Setelah kejadian tersebut, ia mulai ditawari untuk menjadi guru ngaji untuk anaknya secara privat. Dengan senang hati, Pak Endang yang baru saja menikah itu mendapatkan profesi baru selain menjadi petani juga sebagai guru ngaji. Maklum Ibu-ibu, eksistensi Pak Endang mulai dikenal oleh Ibu-ibu komplek dari mulut ke mulut dan banyak yang meminta Pak Endang untuk menjadi guru ngaji. Karena terlalu banyak yang memintanya menjadi guru ngaji, maka ia memutuskan untuk menggelar pengajiannya di Masjid saja. 

Tidak begitu lama menjadi guru ngaji, akhirnya tawaran menjadi guru diniyah pun datang kepadanya. Karena niatnya, untuk mengabdi kepada agama akhirnya ia bersedia menjadi guru diniyah yaitu sekolah agama yang dilaksanakan pada siang hingga sore hari. Profesi menjadi petani masih ia geluti meskipun intensitasnya menurun karena siang harinya harus menjadi guru diniyah dan sorenya harus menjadi guru ngaji di Masjid komplek perumahan. 

Pengabdiannya di Diniyah berlangsung sekitar lima tahunan. Tidak disangka-sangka seorang wali murid menawarkan dia untuk menjadi bagian dari Pemerintah Kota Sukabumi untuk duduk menjadi bagian di bidang PU. Sebenarnya ia ditawari menjadi staff tapi ia menolaknya, karena lebih senang di lapangan. Ia ambil pekerjaan itu. 

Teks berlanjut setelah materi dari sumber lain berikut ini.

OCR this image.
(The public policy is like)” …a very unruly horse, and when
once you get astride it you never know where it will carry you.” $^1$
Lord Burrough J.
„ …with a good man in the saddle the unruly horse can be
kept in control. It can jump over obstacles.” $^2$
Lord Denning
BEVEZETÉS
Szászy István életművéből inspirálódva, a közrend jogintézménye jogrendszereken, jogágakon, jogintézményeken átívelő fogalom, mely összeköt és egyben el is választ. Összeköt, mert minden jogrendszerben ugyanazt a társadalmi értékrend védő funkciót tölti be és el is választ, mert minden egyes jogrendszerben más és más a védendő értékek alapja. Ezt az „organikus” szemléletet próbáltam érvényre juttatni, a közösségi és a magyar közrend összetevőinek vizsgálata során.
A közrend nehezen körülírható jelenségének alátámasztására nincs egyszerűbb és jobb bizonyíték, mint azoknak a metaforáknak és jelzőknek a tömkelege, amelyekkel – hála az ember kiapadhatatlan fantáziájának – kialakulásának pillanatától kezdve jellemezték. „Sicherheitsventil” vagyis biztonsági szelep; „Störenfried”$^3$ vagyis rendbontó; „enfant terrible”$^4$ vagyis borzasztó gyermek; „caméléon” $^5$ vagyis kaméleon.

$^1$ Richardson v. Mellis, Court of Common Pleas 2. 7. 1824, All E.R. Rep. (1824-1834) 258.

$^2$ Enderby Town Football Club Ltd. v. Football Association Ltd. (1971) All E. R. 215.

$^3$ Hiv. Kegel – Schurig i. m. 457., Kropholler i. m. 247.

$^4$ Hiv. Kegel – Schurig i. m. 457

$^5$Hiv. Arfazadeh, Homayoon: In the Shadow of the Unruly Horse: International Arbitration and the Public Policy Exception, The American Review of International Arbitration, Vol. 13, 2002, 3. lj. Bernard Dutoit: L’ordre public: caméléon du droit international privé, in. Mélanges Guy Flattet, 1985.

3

Ia sadar akan keinginan yang belum ia capai dahulu waktu selepas dari pendidikan SMP. Sehingga, pada kesempatan ini ia memutuskan untuk mengambil paket C dan berniat untuk melanjutkan ke jenjang perguruan tinggi. Saran tersebut ia ambil. Ia bukan lagi seorang petani sekarang, pekerjaan menjadi guru ngaji pun ia alihkan kepada teman yang dipercayainya setelah ia selesai dengan pendidikan tingginya. 

Ia berkerja di dua tempat yaitu di Diniyah dan di Pemerintahan Kota Sukabumi di bagian PU. Karena, keulatannya yang ingin terus melakukan perubahan pada dirinya dan keluarganya Bapak dengan enam anak ini. Ditawari menjadi bagian dari salah satu partai politik. 

Baginya, hidup memang selalu berubah dan semua berkat peran Tuhan. Benar, rezeki memang selalu datang dari arah yang tidak diduga-duga dan Bapak sangat bersyukur atas karunia Tuhan ini. Keteguhan dan keikhlasannya, sungguh sangat menginspirasi. Dan ini adalah pelajaran yang sangat berharga yang kutemui malam itu di Kota Sukabumi.